El agente ya formó parte del dispositivo montado el pasado martes a las puertas de la Jefatura Superior en la céntrica Vía Laietana, donde se concentraron varios miles de manifestantes para protestar por la condena a los líderes del movimiento independentista. Su grupo de la UIP ya sufrió entonces los insultos y el lanzamiento de botellas, piedras, paraguas, tornillos, pinchos… Nada en comparación con lo que se desató en la cercana Plaza de Urquinaona tres días después y que, desde entonces, lo mantiene en una cama del Hospital Sagrado Corazón de Barcelona.

«Como buen profesional que ha demostrado ser, él sabía que algo malo iba a pasar porque aquello era una batalla campal. Cuando estás allí, con la adrenalina y las ganas de trabajar, sólo piensas en intentar restablecer el orden público y velar por la seguridad de todos los ciudadanos. Se me encoge el corazón cuando veo las imágenes. Poca cosa ha pasado», señala.

Mis hijas no entienden por qué a su papá le tiran piedras cuando es un policía que vela por la seguridad de todos”

Durante estos días, no sólo ha tratado de acompañar a su marido en el hospital. También ha intentado que explicar a sus hijas por qué su padre no iba a casa a dormir, como de costumbre. «Lo han vivido con pavor, pena y miedo. No lo digiero yo que soy adulta, mucho menos unas niñas. Ellas no entienden por qué a su papá le tiran piedras cuando es una persona que está velando por la seguridad de todas las personas. Es difícil que una niña pueda comprender el motivo que le lleva a otra persona querer matar o hacer daño a otra que vela por los demás», indica.
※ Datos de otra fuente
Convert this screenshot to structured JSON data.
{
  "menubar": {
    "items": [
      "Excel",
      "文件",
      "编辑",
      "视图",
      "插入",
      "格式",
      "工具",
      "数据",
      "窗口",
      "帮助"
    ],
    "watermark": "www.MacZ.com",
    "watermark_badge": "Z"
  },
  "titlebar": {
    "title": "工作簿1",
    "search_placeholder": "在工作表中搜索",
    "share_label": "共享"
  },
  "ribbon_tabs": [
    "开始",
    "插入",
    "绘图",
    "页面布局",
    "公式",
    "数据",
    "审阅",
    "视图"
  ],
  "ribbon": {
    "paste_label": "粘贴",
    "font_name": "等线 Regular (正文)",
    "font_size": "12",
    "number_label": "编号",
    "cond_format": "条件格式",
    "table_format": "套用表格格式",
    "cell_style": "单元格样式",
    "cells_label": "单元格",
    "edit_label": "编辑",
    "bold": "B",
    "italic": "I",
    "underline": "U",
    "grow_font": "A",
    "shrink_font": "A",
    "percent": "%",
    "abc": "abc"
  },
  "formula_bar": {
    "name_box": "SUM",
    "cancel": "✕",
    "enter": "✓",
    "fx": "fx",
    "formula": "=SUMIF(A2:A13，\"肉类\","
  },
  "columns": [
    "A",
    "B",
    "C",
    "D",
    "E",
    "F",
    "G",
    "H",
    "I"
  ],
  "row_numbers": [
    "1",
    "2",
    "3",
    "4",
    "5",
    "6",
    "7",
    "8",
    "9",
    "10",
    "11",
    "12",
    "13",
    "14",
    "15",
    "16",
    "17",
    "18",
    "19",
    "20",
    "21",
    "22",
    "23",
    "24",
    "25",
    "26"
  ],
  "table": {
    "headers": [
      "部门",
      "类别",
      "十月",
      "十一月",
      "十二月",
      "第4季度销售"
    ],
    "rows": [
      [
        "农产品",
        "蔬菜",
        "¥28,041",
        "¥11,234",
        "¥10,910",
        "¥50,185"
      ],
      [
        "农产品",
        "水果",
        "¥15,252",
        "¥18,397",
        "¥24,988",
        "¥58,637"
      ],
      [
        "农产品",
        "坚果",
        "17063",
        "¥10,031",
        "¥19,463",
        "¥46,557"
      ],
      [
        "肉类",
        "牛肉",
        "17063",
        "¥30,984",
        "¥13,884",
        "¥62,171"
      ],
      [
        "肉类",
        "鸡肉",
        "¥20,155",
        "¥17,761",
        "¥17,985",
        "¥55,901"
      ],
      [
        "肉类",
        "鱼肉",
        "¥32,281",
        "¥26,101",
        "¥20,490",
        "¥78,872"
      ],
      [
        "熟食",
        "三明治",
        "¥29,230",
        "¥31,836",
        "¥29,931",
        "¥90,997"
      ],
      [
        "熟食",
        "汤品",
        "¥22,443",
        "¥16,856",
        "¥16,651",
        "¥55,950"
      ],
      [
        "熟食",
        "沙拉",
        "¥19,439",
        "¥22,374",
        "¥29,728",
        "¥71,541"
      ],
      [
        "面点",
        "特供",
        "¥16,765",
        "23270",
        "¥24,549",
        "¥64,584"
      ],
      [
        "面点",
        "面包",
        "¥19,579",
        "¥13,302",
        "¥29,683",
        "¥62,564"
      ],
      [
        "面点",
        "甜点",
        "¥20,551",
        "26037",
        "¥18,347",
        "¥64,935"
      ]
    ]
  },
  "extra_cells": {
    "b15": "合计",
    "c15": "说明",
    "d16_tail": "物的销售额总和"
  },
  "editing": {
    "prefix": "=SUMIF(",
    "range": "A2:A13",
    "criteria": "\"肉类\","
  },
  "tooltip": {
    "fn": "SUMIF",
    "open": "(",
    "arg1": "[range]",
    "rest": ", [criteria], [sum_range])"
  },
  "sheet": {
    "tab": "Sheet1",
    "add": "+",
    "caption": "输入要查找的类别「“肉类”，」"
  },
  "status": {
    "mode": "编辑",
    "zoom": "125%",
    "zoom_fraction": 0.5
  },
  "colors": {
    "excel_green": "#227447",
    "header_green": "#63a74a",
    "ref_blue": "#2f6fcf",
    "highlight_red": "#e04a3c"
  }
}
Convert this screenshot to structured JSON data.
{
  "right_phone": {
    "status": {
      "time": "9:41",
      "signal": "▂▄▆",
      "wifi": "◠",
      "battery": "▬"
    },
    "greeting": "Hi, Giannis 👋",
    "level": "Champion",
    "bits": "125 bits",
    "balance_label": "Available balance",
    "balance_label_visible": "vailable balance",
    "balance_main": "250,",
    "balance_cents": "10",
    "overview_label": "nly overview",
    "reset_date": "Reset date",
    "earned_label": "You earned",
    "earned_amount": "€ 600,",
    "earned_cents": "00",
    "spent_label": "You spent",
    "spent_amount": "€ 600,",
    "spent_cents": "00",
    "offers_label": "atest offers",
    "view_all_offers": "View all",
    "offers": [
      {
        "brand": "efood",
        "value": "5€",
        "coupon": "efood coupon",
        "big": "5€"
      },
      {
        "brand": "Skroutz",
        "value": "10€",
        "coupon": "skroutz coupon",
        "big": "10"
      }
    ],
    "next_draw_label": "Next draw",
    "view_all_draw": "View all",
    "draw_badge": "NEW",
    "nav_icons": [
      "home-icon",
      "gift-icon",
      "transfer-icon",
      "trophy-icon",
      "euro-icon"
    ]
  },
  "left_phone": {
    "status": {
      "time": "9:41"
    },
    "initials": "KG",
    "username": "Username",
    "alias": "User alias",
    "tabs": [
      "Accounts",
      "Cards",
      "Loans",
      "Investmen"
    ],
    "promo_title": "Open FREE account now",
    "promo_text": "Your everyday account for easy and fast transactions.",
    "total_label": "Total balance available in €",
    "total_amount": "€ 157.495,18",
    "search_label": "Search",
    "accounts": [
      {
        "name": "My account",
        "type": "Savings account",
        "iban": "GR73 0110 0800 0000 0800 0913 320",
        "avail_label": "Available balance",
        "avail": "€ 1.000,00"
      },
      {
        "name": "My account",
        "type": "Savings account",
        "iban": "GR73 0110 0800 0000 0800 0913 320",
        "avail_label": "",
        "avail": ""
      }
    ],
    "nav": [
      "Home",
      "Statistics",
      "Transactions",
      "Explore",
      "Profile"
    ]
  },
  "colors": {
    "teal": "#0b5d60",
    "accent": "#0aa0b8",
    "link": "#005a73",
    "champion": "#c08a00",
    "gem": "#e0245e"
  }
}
En su opinión, la situación que se vive en Cataluña desde hace dos años -tras el referéndum independentista del 1-O– y los graves altercados que se han producido en los últimos días va a provocar que muchos policías se planteen seguir en esta comunidad, en la que se vienen registrando desbandadas de funcionarios y la mayor parte de las vacantes se cubren de manera forzosa con los agentes recién salidos de la Academia y que carecen de puntos para poder solicitar otros destinos.

«Se ha desatado la furia en Cataluña»

«Estamos como en el País Vasco o peor. Esto ha empezado ahora, se ha desatado la furia. Los policías deberían cobrar igual que la peligrosidad que se paga por estar destinado en el País Vasco. Al punto que estamos llegando, hay gente que se va a plantear seguir trabajando en Cataluña», vaticina. Se trata del complemento de territorialidad, cuyo incremento vienen reclamando sin éxito desde hace meses sindicatos policiales y asociaciones profesionales de la Guardia Civil.

Ellos, de momento, esperan recibir el alta para poder regresar a su casa y recuperarse por la situación de estrés vivida. Pero no tiene dudas de que volverá a vestir el uniforme, a colocarse el casco y a empuñar el escudo de la UIP sin olvidar aquella noche de octubre en la que volaban las piedras por el cielo de Barcelona.